Frame Synchronization: Perfect Timing Guarantees
Surface elements ensure perfect synchronization with their target video elements by waiting for frame rendering completion before copying canvas content. This architecture eliminates frame tearing, timing drift, and visual artifacts.
The Problem: Ensuring Correct Frame Display
When copying canvas content from a video element, timing is critical:
- Copy too early: surface shows a partially rendered frame
- Copy too late: surface shows a stale frame from the previous render cycle
- No coordination: multiple surfaces copy at different times, causing visual inconsistencies
Using polling or event listeners presents these engineering challenges: timing uncertainty, potential race conditions, and difficulty coordinating multiple surfaces copying from the same target.
The Solution: Frame Task Synchronization
Surface elements integrate with Editframe's frame scheduling system to guarantee perfect synchronization. Each surface waits for its target video's frame rendering to complete before copying canvas content.
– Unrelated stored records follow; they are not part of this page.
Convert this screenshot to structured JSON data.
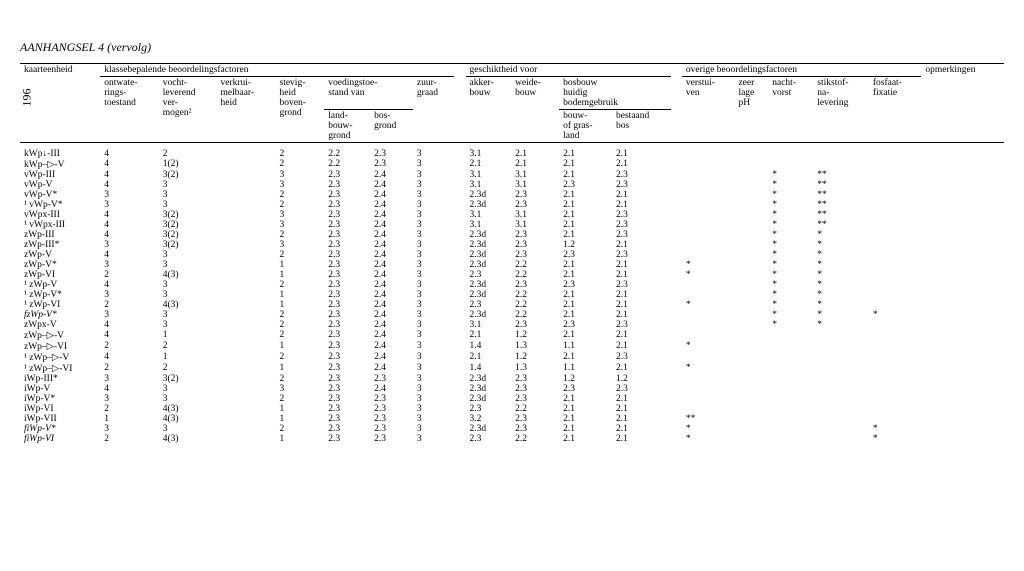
{
  "page_number": "196",
  "page_title_prefix": "AANHANGSEL 4",
  "page_title_suffix": "(vervolg)",
  "group_headers": {
    "kaarteenheid": "kaarteenheid",
    "klasse": "klassebepalende beoordelingsfactoren",
    "geschikt": "geschiktheid voor",
    "overige": "overige beoordelingsfactoren",
    "opmerk": "opmerkingen"
  },
  "col_headers": {
    "ontwat": "ontwate-\nrings-\ntoestand",
    "vocht": "vocht-\nleverend\nver-\nmogen²",
    "verkrui": "verkrui-\nmelbaar-\nheid",
    "stevig": "stevig-\nheid\nboven-\ngrond",
    "voeding": "voedingstoe-\nstand van",
    "land": "land-\nbouw-\ngrond",
    "bos": "bos-\ngrond",
    "zuur": "zuur-\ngraad",
    "akker": "akker-\nbouw",
    "weide": "weide-\nbouw",
    "bosbouw": "bosbouw\nhuidig\nbodemgebruik",
    "bouwgras": "bouw-\nof gras-\nland",
    "bestaand": "bestaand\nbos",
    "verstui": "verstui-\nven",
    "ph": "zeer\nlage\npH",
    "nacht": "nacht-\nvorst",
    "stik": "stikstof-\nna-\nlevering",
    "fosf": "fosfaat-\nfixatie"
  },
  "rows": [
    {
      "k": "kWp↓-III",
      "c": [
        "4",
        "2",
        "",
        "2",
        "2.2",
        "2.3",
        "3",
        "3.1",
        "2.1",
        "2.1",
        "2.1",
        "",
        "",
        "",
        "",
        ""
      ]
    },
    {
      "k": "kWp–▷-V",
      "c": [
        "4",
        "1(2)",
        "",
        "2",
        "2.2",
        "2.3",
        "3",
        "2.1",
        "2.1",
        "2.1",
        "2.1",
        "",
        "",
        "",
        "",
        ""
      ]
    },
    {
      "k": "vWp-III",
      "c": [
        "4",
        "3(2)",
        "",
        "3",
        "2.3",
        "2.4",
        "3",
        "3.1",
        "3.1",
        "2.1",
        "2.3",
        "",
        "",
        "*",
        "**",
        ""
      ]
    },
    {
      "k": "vWp-V",
      "c": [
        "4",
        "3",
        "",
        "3",
        "2.3",
        "2.4",
        "3",
        "3.1",
        "3.1",
        "2.3",
        "2.3",
        "",
        "",
        "*",
        "**",
        ""
      ]
    },
    {
      "k": "vWp-V*",
      "c": [
        "3",
        "3",
        "",
        "2",
        "2.3",
        "2.4",
        "3",
        "2.3d",
        "2.3",
        "2.1",
        "2.1",
        "",
        "",
        "*",
        "**",
        ""
      ]
    },
    {
      "k": "¹ vWp-V*",
      "c": [
        "3",
        "3",
        "",
        "2",
        "2.3",
        "2.4",
        "3",
        "2.3d",
        "2.3",
        "2.1",
        "2.1",
        "",
        "",
        "*",
        "**",
        ""
      ]
    },
    {
      "k": "vWpx-III",
      "c": [
        "4",
        "3(2)",
        "",
        "3",
        "2.3",
        "2.4",
        "3",
        "3.1",
        "3.1",
        "2.1",
        "2.3",
        "",
        "",
        "*",
        "**",
        ""
      ]
    },
    {
      "k": "¹ vWpx-III",
      "c": [
        "4",
        "3(2)",
        "",
        "3",
        "2.3",
        "2.4",
        "3",
        "3.1",
        "3.1",
        "2.1",
        "2.3",
        "",
        "",
        "*",
        "**",
        ""
      ]
    },
    {
      "k": "zWp-III",
      "c": [
        "4",
        "3(2)",
        "",
        "2",
        "2.3",
        "2.4",
        "3",
        "2.3d",
        "2.3",
        "2.1",
        "2.3",
        "",
        "",
        "*",
        "*",
        ""
      ]
    },
    {
      "k": "zWp-III*",
      "c": [
        "3",
        "3(2)",
        "",
        "3",
        "2.3",
        "2.4",
        "3",
        "2.3d",
        "2.3",
        "1.2",
        "2.1",
        "",
        "",
        "*",
        "*",
        ""
      ]
    },
    {
      "k": "zWp-V",
      "c": [
        "4",
        "3",
        "",
        "2",
        "2.3",
        "2.4",
        "3",
        "2.3d",
        "2.3",
        "2.3",
        "2.3",
        "",
        "",
        "*",
        "*",
        ""
      ]
    },
    {
      "k": "zWp-V*",
      "c": [
        "3",
        "3",
        "",
        "1",
        "2.3",
        "2.4",
        "3",
        "2.3d",
        "2.2",
        "2.1",
        "2.1",
        "*",
        "",
        "*",
        "*",
        ""
      ]
    },
    {
      "k": "zWp-VI",
      "c": [
        "2",
        "4(3)",
        "",
        "1",
        "2.3",
        "2.4",
        "3",
        "2.3",
        "2.2",
        "2.1",
        "2.1",
        "*",
        "",
        "*",
        "*",
        ""
      ]
    },
    {
      "k": "¹ zWp-V",
      "c": [
        "4",
        "3",
        "",
        "2",
        "2.3",
        "2.4",
        "3",
        "2.3d",
        "2.3",
        "2.3",
        "2.3",
        "",
        "",
        "*",
        "*",
        ""
      ]
    },
    {
      "k": "¹ zWp-V*",
      "c": [
        "3",
        "3",
        "",
        "1",
        "2.3",
        "2.4",
        "3",
        "2.3d",
        "2.2",
        "2.1",
        "2.1",
        "",
        "",
        "*",
        "*",
        ""
      ]
    },
    {
      "k": "¹ zWp-VI",
      "c": [
        "2",
        "4(3)",
        "",
        "1",
        "2.3",
        "2.4",
        "3",
        "2.3",
        "2.2",
        "2.1",
        "2.1",
        "*",
        "",
        "*",
        "*",
        ""
      ]
    },
    {
      "k": "fzWp-V*",
      "c": [
        "3",
        "3",
        "",
        "2",
        "2.3",
        "2.4",
        "3",
        "2.3d",
        "2.2",
        "2.1",
        "2.1",
        "",
        "",
        "*",
        "*",
        "*"
      ]
    },
    {
      "k": "zWpx-V",
      "c": [
        "4",
        "3",
        "",
        "2",
        "2.3",
        "2.4",
        "3",
        "3.1",
        "2.3",
        "2.3",
        "2.3",
        "",
        "",
        "*",
        "*",
        ""
      ]
    },
    {
      "k": "zWp–▷-V",
      "c": [
        "4",
        "1",
        "",
        "2",
        "2.3",
        "2.4",
        "3",
        "2.1",
        "1.2",
        "2.1",
        "2.1",
        "",
        "",
        "",
        "",
        ""
      ]
    },
    {
      "k": "zWp–▷-VI",
      "c": [
        "2",
        "2",
        "",
        "1",
        "2.3",
        "2.4",
        "3",
        "1.4",
        "1.3",
        "1.1",
        "2.1",
        "*",
        "",
        "",
        "",
        ""
      ]
    },
    {
      "k": "¹ zWp–▷-V",
      "c": [
        "4",
        "1",
        "",
        "2",
        "2.3",
        "2.4",
        "3",
        "2.1",
        "1.2",
        "2.1",
        "2.3",
        "",
        "",
        "",
        "",
        ""
      ]
    },
    {
      "k": "¹ zWp–▷-VI",
      "c": [
        "2",
        "2",
        "",
        "1",
        "2.3",
        "2.4",
        "3",
        "1.4",
        "1.3",
        "1.1",
        "2.1",
        "*",
        "",
        "",
        "",
        ""
      ]
    },
    {
      "k": "iWp-III*",
      "c": [
        "3",
        "3(2)",
        "",
        "2",
        "2.3",
        "2.3",
        "3",
        "2.3d",
        "2.3",
        "1.2",
        "1.2",
        "",
        "",
        "",
        "",
        ""
      ]
    },
    {
      "k": "iWp-V",
      "c": [
        "4",
        "3",
        "",
        "3",
        "2.3",
        "2.4",
        "3",
        "2.3d",
        "2.3",
        "2.3",
        "2.3",
        "",
        "",
        "",
        "",
        ""
      ]
    },
    {
      "k": "iWp-V*",
      "c": [
        "3",
        "3",
        "",
        "2",
        "2.3",
        "2.3",
        "3",
        "2.3d",
        "2.3",
        "2.1",
        "2.1",
        "",
        "",
        "",
        "",
        ""
      ]
    },
    {
      "k": "iWp-VI",
      "c": [
        "2",
        "4(3)",
        "",
        "1",
        "2.3",
        "2.3",
        "3",
        "2.3",
        "2.2",
        "2.1",
        "2.1",
        "",
        "",
        "",
        "",
        ""
      ]
    },
    {
      "k": "iWp-VII",
      "c": [
        "1",
        "4(3)",
        "",
        "1",
        "2.3",
        "2.3",
        "3",
        "3.2",
        "2.3",
        "2.1",
        "2.1",
        "**",
        "",
        "",
        "",
        ""
      ]
    },
    {
      "k": "fiWp-V*",
      "c": [
        "3",
        "3",
        "",
        "2",
        "2.3",
        "2.3",
        "3",
        "2.3d",
        "2.3",
        "2.1",
        "2.1",
        "*",
        "",
        "",
        "",
        "*"
      ]
    },
    {
      "k": "fiWp-VI",
      "c": [
        "2",
        "4(3)",
        "",
        "1",
        "2.3",
        "2.3",
        "3",
        "2.3",
        "2.2",
        "2.1",
        "2.1",
        "*",
        "",
        "",
        "",
        "*"
      ]
    }
  ]
}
This ensures all surfaces copy the same, complete frame at the same time.
Frame task coordination:
- Surfaces wait for the target video's frame rendering to complete
- Canvas copying happens only after the target has fully rendered its frame
- All surfaces copy the same, complete frame simultaneously
- Multiple surfaces can safely wait on the same target without conflicts
Automatic updates:
- Surfaces also copy frames when the target element updates
- This handles cases where frame tasks aren't actively running
- Ensures surfaces stay current even during initialization or manual updates
Benefits
Perfect synchronization: All surfaces display identical frames at identical times. No frame tearing or partial frame displays. Deterministic frame updates eliminate visual artifacts.
No race conditions: Frame task coordination eliminates timing uncertainty. Surfaces can't copy frames before they're ready. Synchronization is guaranteed, not probabilistic.
Efficient operation: The frame task system is lightweight and integrated with Editframe's rendering pipeline. No polling overhead or event listener management. Synchronization happens as part of the natural frame rendering cycle.
Reliable behavior: Works consistently across different browsers and performance conditions. Handles edge cases like rapid seeking or playback state changes. Surfaces automatically recover if the target video updates outside the normal frame cycle.
This approach leverages Editframe's existing frame scheduling infrastructure, ensuring surfaces work seamlessly with timegroups, sequences, and other temporal composition features.